И что делать? Вдруг она от этого письма повеселеет? А если, наоборот, еще больше закручинится? Ох, грехи наши тяжкие!
— Тебе, небось, господин Будищев заплатил за доставку? — как бы невзначай поинтересовалась она.
— А ты почем знаешь, что это от него?
— Да от кого же еще? Ни букета, ни коробочки с подарком, никакого другого презента. Сразу видать, кто посылал.
— Да, он.
— И что он скажет, коли узнает, что ты сплоховал, и письма не отдал?
— Не знаю, — насупился посыльный.
— Зато я знаю! Ох, чую, быть тебе драному…

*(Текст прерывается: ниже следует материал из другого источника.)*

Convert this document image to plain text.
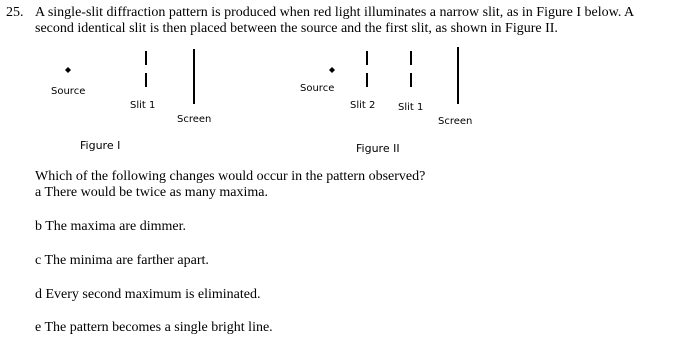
25. A single-slit diffraction pattern is produced when red light illuminates a narrow slit, as in Figure I below. A
second identical slit is then placed between the source and the first slit, as shown in Figure II.
Source
Slit 1
Screen
Figure I
Source
Slit 2 Slit 1
Screen
Figure II
Which of the following changes would occur in the pattern observed?
a There would be twice as many maxima.
b The maxima are dimmer.
c The minima are farther apart.
d Every second maximum is eliminated.
e The pattern becomes a single bright line.
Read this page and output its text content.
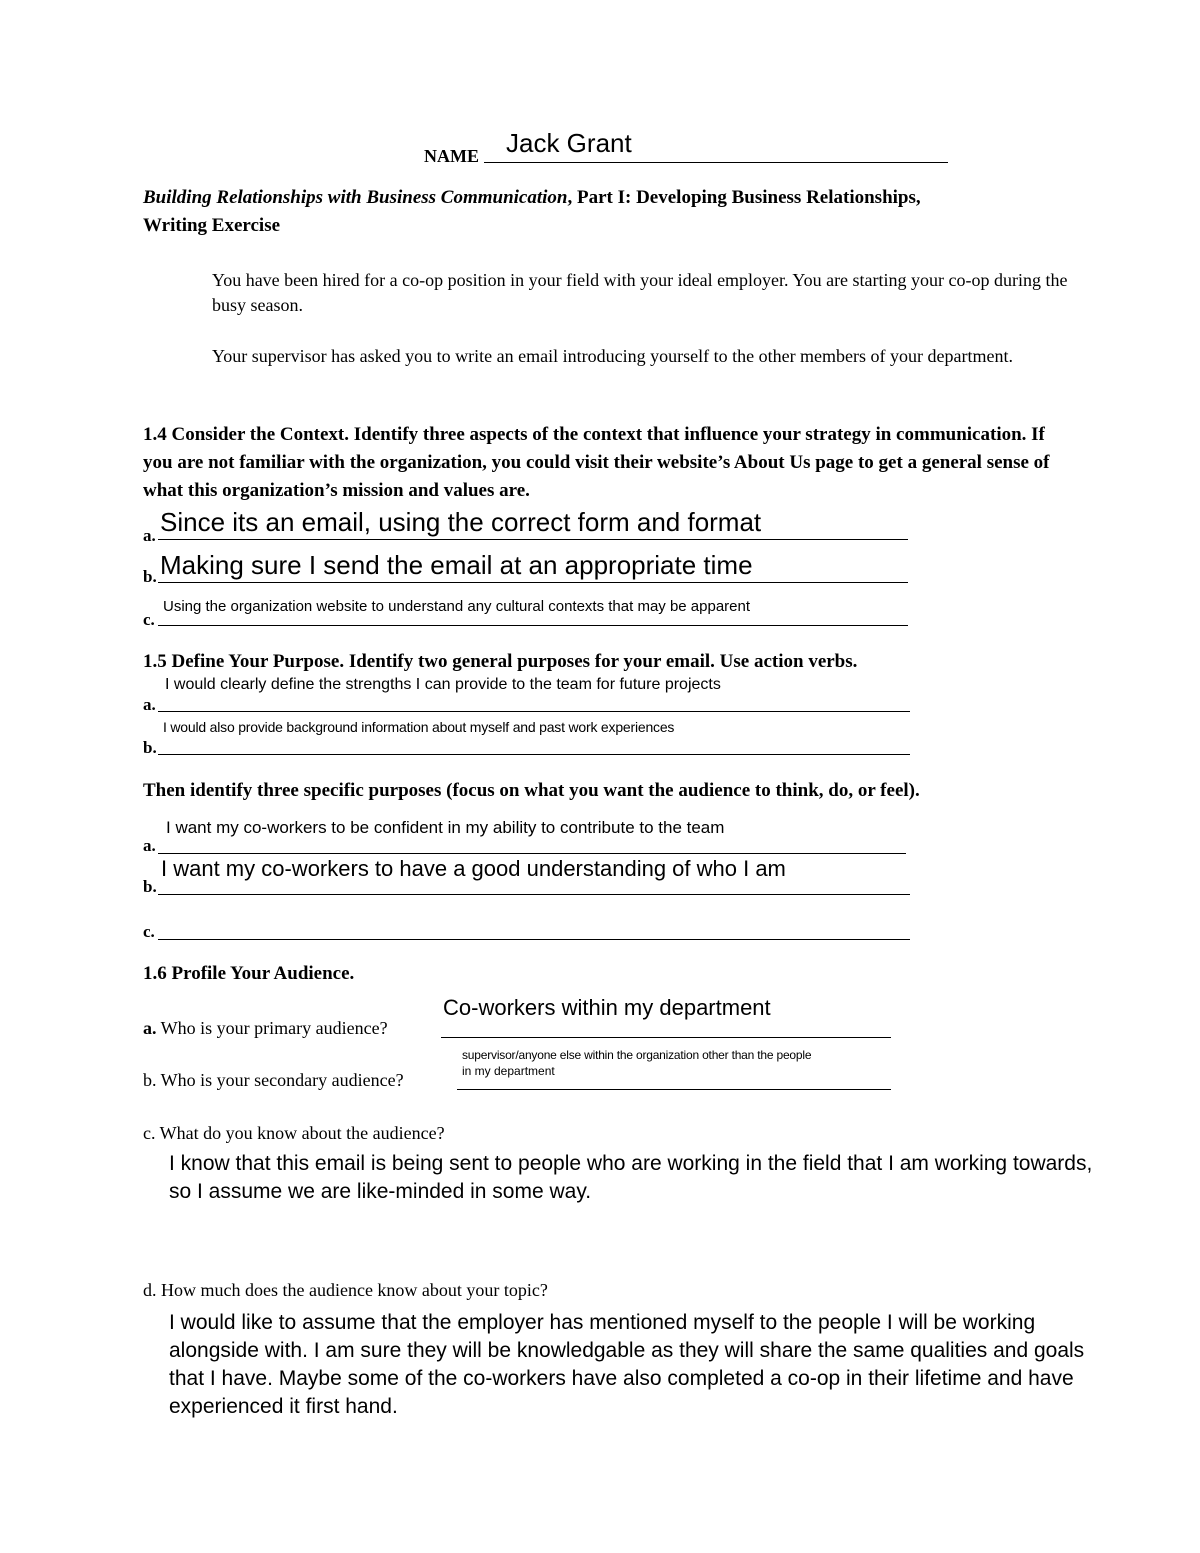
NAME Jack Grant
Building Relationships with Business Communication, Part I: Developing Business Relationships, Writing Exercise
You have been hired for a co-op position in your field with your ideal employer. You are starting your co-op during the busy season.
Your supervisor has asked you to write an email introducing yourself to the other members of your department.
1.4 Consider the Context. Identify three aspects of the context that influence your strategy in communication. If you are not familiar with the organization, you could visit their website’s About Us page to get a general sense of what this organization’s mission and values are.
a. Since its an email, using the correct form and format
b. Making sure I send the email at an appropriate time
c.
Using the organization website to understand any cultural contexts that may be apparent
1.5 Define Your Purpose. Identify two general purposes for your email. Use action verbs.
I would clearly define the strengths I can provide to the team for future projects
a.
I would also provide background information about myself and past work experiences
b.
Then identify three specific purposes (focus on what you want the audience to think, do, or feel).
I want my co-workers to be confident in my ability to contribute to the team
a.
I want my co-workers to have a good understanding of who I am
b.
c.
1.6 Profile Your Audience.
Co-workers within my department
a. Who is your primary audience?
supervisor/anyone else within the organization other than the people
in my department
b. Who is your secondary audience?
c. What do you know about the audience?
I know that this email is being sent to people who are working in the field that I am working towards, so I assume we are like-minded in some way.
d. How much does the audience know about your topic?
I would like to assume that the employer has mentioned myself to the people I will be working alongside with. I am sure they will be knowledgable as they will share the same qualities and goals that I have. Maybe some of the co-workers have also completed a co-op in their lifetime and have experienced it first hand.
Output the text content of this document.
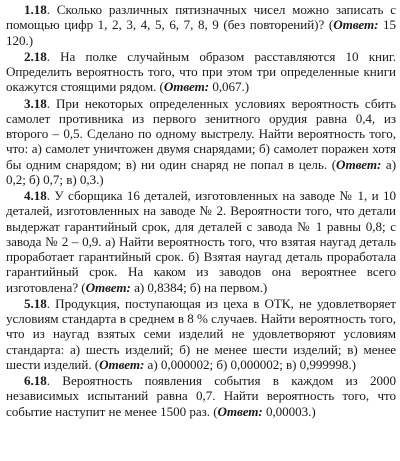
1.18. Сколько различных пятизначных чисел можно записать с помощью цифр 1, 2, 3, 4, 5, 6, 7, 8, 9 (без повторений)? (Ответ: 15 120.)

2.18. На полке случайным образом расставляются 10 книг. Определить вероятность того, что при этом три определенные книги окажутся стоящими рядом. (Ответ: 0,067.)

3.18. При некоторых определенных условиях вероятность сбить самолет противника из первого зенитного орудия равна 0,4, из второго – 0,5. Сделано по одному выстрелу. Найти вероятность того, что: а) самолет уничтожен двумя снарядами; б) самолет поражен хотя бы одним снарядом; в) ни один снаряд не попал в цель. (Ответ: а) 0,2; б) 0,7; в) 0,3.)

4.18. У сборщика 16 деталей, изготовленных на заводе № 1, и 10 деталей, изготовленных на заводе № 2. Вероятности того, что детали выдержат гарантийный срок, для деталей с завода № 1 равны 0,8; с завода № 2 – 0,9. а) Найти вероятность того, что взятая наугад деталь проработает гарантийный срок. б) Взятая наугад деталь проработала гарантийный срок. На каком из заводов она вероятнее всего изготовлена? (Ответ: а) 0,8384; б) на первом.)

5.18. Продукция, поступающая из цеха в ОТК, не удовлетворяет условиям стандарта в среднем в 8 % случаев. Найти вероятность того, что из наугад взятых семи изделий не удовлетворяют условиям стандарта: а) шесть изделий; б) не менее шести изделий; в) менее шести изделий. (Ответ: а) 0,000002; б) 0,000002; в) 0,999998.)

6.18. Вероятность появления события в каждом из 2000 независимых испытаний равна 0,7. Найти вероятность того, что событие наступит не менее 1500 раз. (Ответ: 0,00003.)
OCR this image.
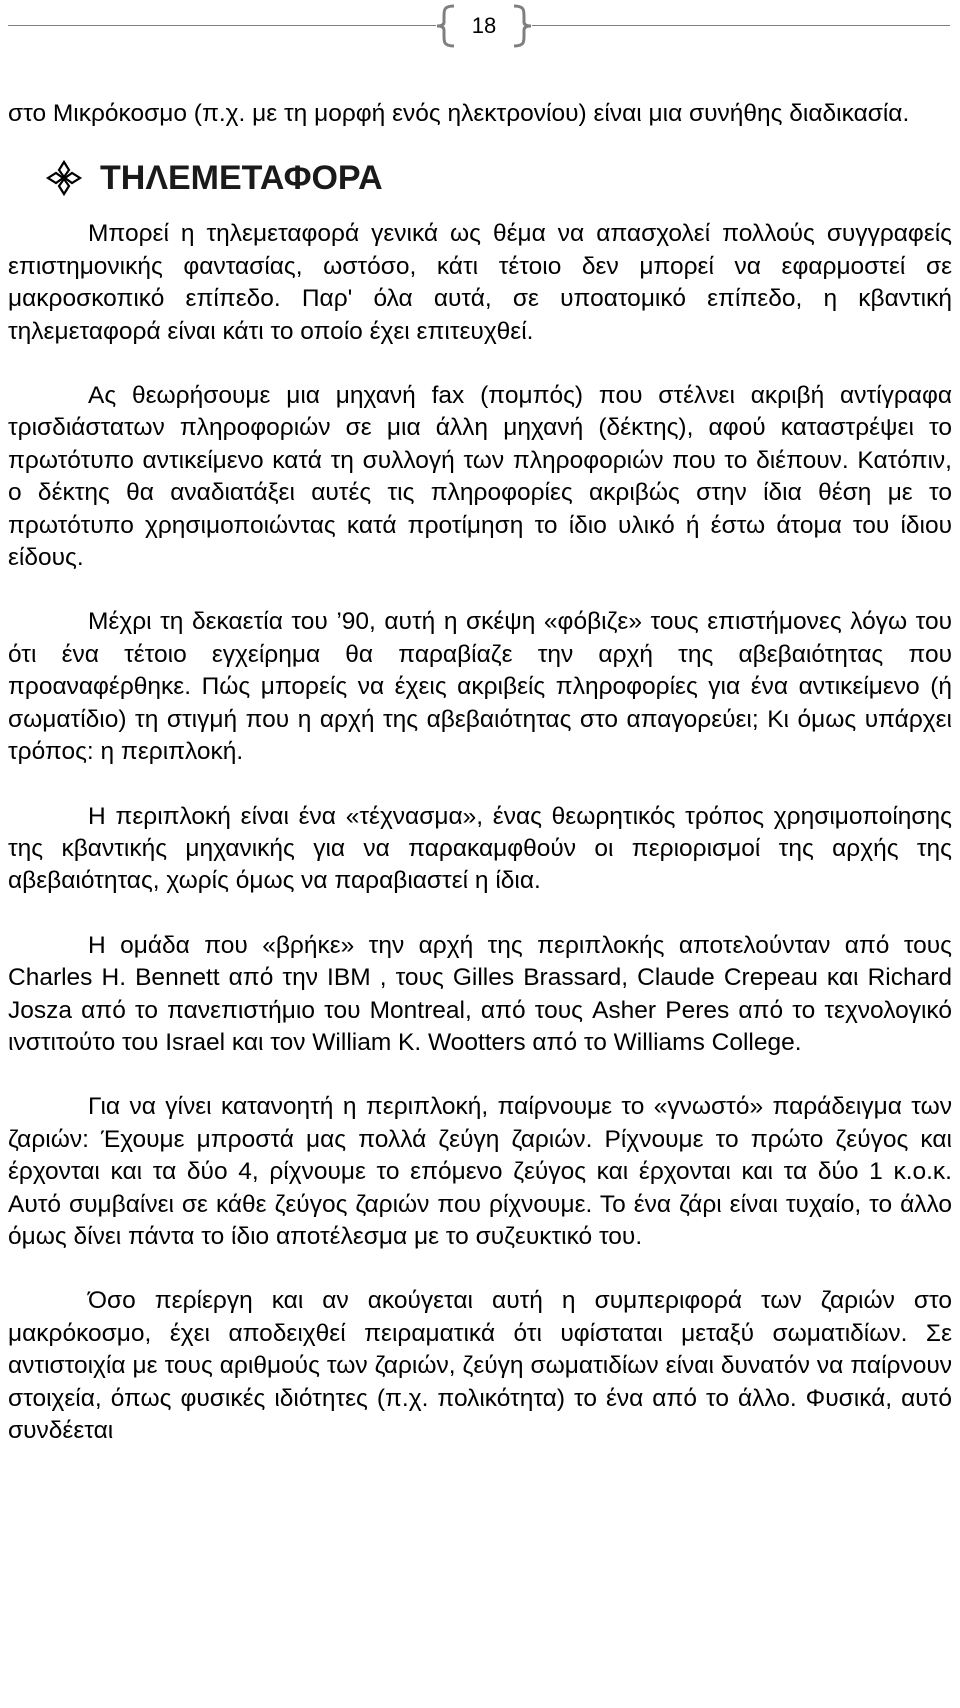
18

στο Μικρόκοσμο (π.χ. με τη μορφή ενός ηλεκτρονίου) είναι μια συνήθης διαδικασία.

ΤΗΛΕΜΕΤΑΦΟΡΑ

Μπορεί η τηλεμεταφορά γενικά ως θέμα να απασχολεί πολλούς συγγραφείς επιστημονικής φαντασίας, ωστόσο, κάτι τέτοιο δεν μπορεί να εφαρμοστεί σε μακροσκοπικό επίπεδο. Παρ' όλα αυτά, σε υποατομικό επίπεδο, η κβαντική τηλεμεταφορά είναι κάτι το οποίο έχει επιτευχθεί.

Ας θεωρήσουμε μια μηχανή fax (πομπός) που στέλνει ακριβή αντίγραφα τρισδιάστατων πληροφοριών σε μια άλλη μηχανή (δέκτης), αφού καταστρέψει το πρωτότυπο αντικείμενο κατά τη συλλογή των πληροφοριών που το διέπουν. Κατόπιν, ο δέκτης θα αναδιατάξει αυτές τις πληροφορίες ακριβώς στην ίδια θέση με το πρωτότυπο χρησιμοποιώντας κατά προτίμηση το ίδιο υλικό ή έστω άτομα του ίδιου είδους.

Μέχρι τη δεκαετία του ’90, αυτή η σκέψη «φόβιζε» τους επιστήμονες λόγω του ότι ένα τέτοιο εγχείρημα θα παραβίαζε την αρχή της αβεβαιότητας που προαναφέρθηκε. Πώς μπορείς να έχεις ακριβείς πληροφορίες για ένα αντικείμενο (ή σωματίδιο) τη στιγμή που η αρχή της αβεβαιότητας στο απαγορεύει; Κι όμως υπάρχει τρόπος: η περιπλοκή.

Η περιπλοκή είναι ένα «τέχνασμα», ένας θεωρητικός τρόπος χρησιμοποίησης της κβαντικής μηχανικής για να παρακαμφθούν οι περιορισμοί της αρχής της αβεβαιότητας, χωρίς όμως να παραβιαστεί η ίδια.

Η ομάδα που «βρήκε» την αρχή της περιπλοκής αποτελούνταν από τους Charles H. Bennett από την IBM , τους Gilles Brassard, Claude Crepeau και Richard Josza από το πανεπιστήμιο του Montreal, από τους Asher Peres από το τεχνολογικό ινστιτούτο του Israel και τον William K. Wootters από το Williams College.

Για να γίνει κατανοητή η περιπλοκή, παίρνουμε το «γνωστό» παράδειγμα των ζαριών: Έχουμε μπροστά μας πολλά ζεύγη ζαριών. Ρίχνουμε το πρώτο ζεύγος και έρχονται και τα δύο 4, ρίχνουμε το επόμενο ζεύγος και έρχονται και τα δύο 1 κ.ο.κ. Αυτό συμβαίνει σε κάθε ζεύγος ζαριών που ρίχνουμε. Το ένα ζάρι είναι τυχαίο, το άλλο όμως δίνει πάντα το ίδιο αποτέλεσμα με το συζευκτικό του.

Όσο περίεργη και αν ακούγεται αυτή η συμπεριφορά των ζαριών στο μακρόκοσμο, έχει αποδειχθεί πειραματικά ότι υφίσταται μεταξύ σωματιδίων. Σε αντιστοιχία με τους αριθμούς των ζαριών, ζεύγη σωματιδίων είναι δυνατόν να παίρνουν στοιχεία, όπως φυσικές ιδιότητες (π.χ. πολικότητα) το ένα από το άλλο. Φυσικά, αυτό συνδέεται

— С чего бы? Я ему не служу, — неуверенно протянул мальчишка, в глубине души понимая, что если квартирант пожалуется отцу, служащему в его доме швейцаром, порки не миновать. Хотя, Дмитрий Николаевич жаловаться не станет, он такой…
— Ну, как знаешь, — пожала плечами девушка и хотела уже зайти в парадное, когда парнишка сдался.
— На держи, — насупившись буркнул он, — только беспременно в руки молодой баронессы передай!
— Уж я-то передам, — с чувством полного превосходства отвечала ему горничная и спрятала конверт в муфту.
Остановившись у комнаты Люсии, Маша на секунду задумалась, а ну как Александр Людвигович узнает, что она письмоношей заделалась, но с другой стороны, а как ему узнать? И барышню жалко, вон на ней уже лица нет. Эх, была не была!
— Дозвольте зайти, Люсия Александровна, — тихонько поскреблась она в дверь.
— Заходи, — отозвалась хозяйка, и тут же спросила, — а где ты пропадала? Я тебя искала, но никто не знал где ты.
— Так к пирожнику ходила, узнать отчего нам булочек не принесли.
— А почему ты?
— Клара Ромуальдовна велели.
— Ты мне служишь или Кларе? — рассердилась Люсия, но, взглянув на смутившуюся горничную, смягчилась и добавила уже спокойно, — скажи ей, чтобы впредь тебя чужими обязанностями не занимали, а не поймет, так я сама с ней поговорю.